Levitt and another scholar applied a similar system to uncover corruption in, of all things, sumo wrestling. It would be just about impossible for anyone watching a bout to know that one sumo wrestler had agreed to lose, since the decisive push-and-pull appears to end almost before it starts. But the managers of sumo tournaments in Japan also keep thorough records, which made it possible for Levitt and Mark Duggan to figure out which wrestlers were throwing their matches; they had the results of 32,000 bouts fought by 281 wrestlers.

As Freakonomics says, "the data tell the story." In a tournament, each wrestler must win a certain number of bouts to remain in the elite rank of the profession. As the tournament ends, a wrestler who has already won enough bouts will sometimes allow an opponent to win if the opponent needs just one more victory; the favour will be returned later. Levitt and Duggan apparently proved that this happens fairly often, but their results were rejected by the sumo authorities. They couldn't face the shame of corruption in their national sport.

In one sense, Levitt is a creation of journalism. As a personality he came to national attention in August, 2003, when The New York Times Sunday magazine published Dubner's article about him. As Levitt told an interviewer last week, "He created a fictional account of me." Levitt said the character in the Times article was smarter, more likeable and more interesting than the actual Levitt. But Levitt didn't mind. When publishers began asking him to write a book, he said he would do it if Dubner collaborated.

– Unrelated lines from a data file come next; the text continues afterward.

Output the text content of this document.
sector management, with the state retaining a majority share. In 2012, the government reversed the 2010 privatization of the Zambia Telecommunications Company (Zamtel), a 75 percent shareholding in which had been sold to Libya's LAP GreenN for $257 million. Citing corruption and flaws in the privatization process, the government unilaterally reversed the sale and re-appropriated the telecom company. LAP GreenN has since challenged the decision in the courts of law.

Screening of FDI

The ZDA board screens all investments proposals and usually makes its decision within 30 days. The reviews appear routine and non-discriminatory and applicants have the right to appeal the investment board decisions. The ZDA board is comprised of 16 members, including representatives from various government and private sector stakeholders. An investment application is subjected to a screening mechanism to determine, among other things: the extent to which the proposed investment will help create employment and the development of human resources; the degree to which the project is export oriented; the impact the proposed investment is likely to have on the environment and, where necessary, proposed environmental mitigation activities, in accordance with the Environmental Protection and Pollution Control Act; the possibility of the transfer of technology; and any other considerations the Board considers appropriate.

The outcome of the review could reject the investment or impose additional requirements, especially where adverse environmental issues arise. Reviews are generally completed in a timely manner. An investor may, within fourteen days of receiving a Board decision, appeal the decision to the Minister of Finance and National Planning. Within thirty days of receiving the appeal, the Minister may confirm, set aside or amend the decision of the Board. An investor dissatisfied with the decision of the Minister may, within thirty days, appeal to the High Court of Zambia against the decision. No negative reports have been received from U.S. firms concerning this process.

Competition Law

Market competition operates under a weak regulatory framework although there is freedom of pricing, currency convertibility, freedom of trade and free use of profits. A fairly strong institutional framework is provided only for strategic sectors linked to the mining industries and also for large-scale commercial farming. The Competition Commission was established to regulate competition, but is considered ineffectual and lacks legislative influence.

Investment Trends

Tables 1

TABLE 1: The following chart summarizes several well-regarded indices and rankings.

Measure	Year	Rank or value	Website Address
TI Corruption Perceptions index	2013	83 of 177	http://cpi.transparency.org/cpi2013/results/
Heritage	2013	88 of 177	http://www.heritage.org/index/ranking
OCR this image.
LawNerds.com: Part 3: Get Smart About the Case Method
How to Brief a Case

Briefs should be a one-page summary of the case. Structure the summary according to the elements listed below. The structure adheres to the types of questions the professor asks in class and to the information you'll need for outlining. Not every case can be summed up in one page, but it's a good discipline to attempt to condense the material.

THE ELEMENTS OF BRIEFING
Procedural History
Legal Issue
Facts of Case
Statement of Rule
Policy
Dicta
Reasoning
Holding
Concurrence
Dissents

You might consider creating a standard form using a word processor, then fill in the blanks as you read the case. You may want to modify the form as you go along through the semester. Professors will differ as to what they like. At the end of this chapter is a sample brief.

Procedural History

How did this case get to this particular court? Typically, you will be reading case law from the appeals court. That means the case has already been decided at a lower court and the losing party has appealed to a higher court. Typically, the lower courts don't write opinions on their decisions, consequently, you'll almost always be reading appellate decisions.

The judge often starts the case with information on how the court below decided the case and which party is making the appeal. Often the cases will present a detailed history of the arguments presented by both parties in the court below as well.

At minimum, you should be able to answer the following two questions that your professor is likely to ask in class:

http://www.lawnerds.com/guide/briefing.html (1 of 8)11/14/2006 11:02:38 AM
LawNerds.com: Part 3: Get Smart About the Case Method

That turns out to have been a good idea. Freakonomics, published last week, has already won a good ranking on Amazon.com and on Sunday made its first appearance on The New York Times best-seller list, in fifth position. Levitt is working the TV-interview circuit, doing his best to imitate the charming young fellow Dubner described, maybe blushing occasionally when asked why he's written under such a silly title. If pressed, he will no doubt explain that it's all a matter of incentives.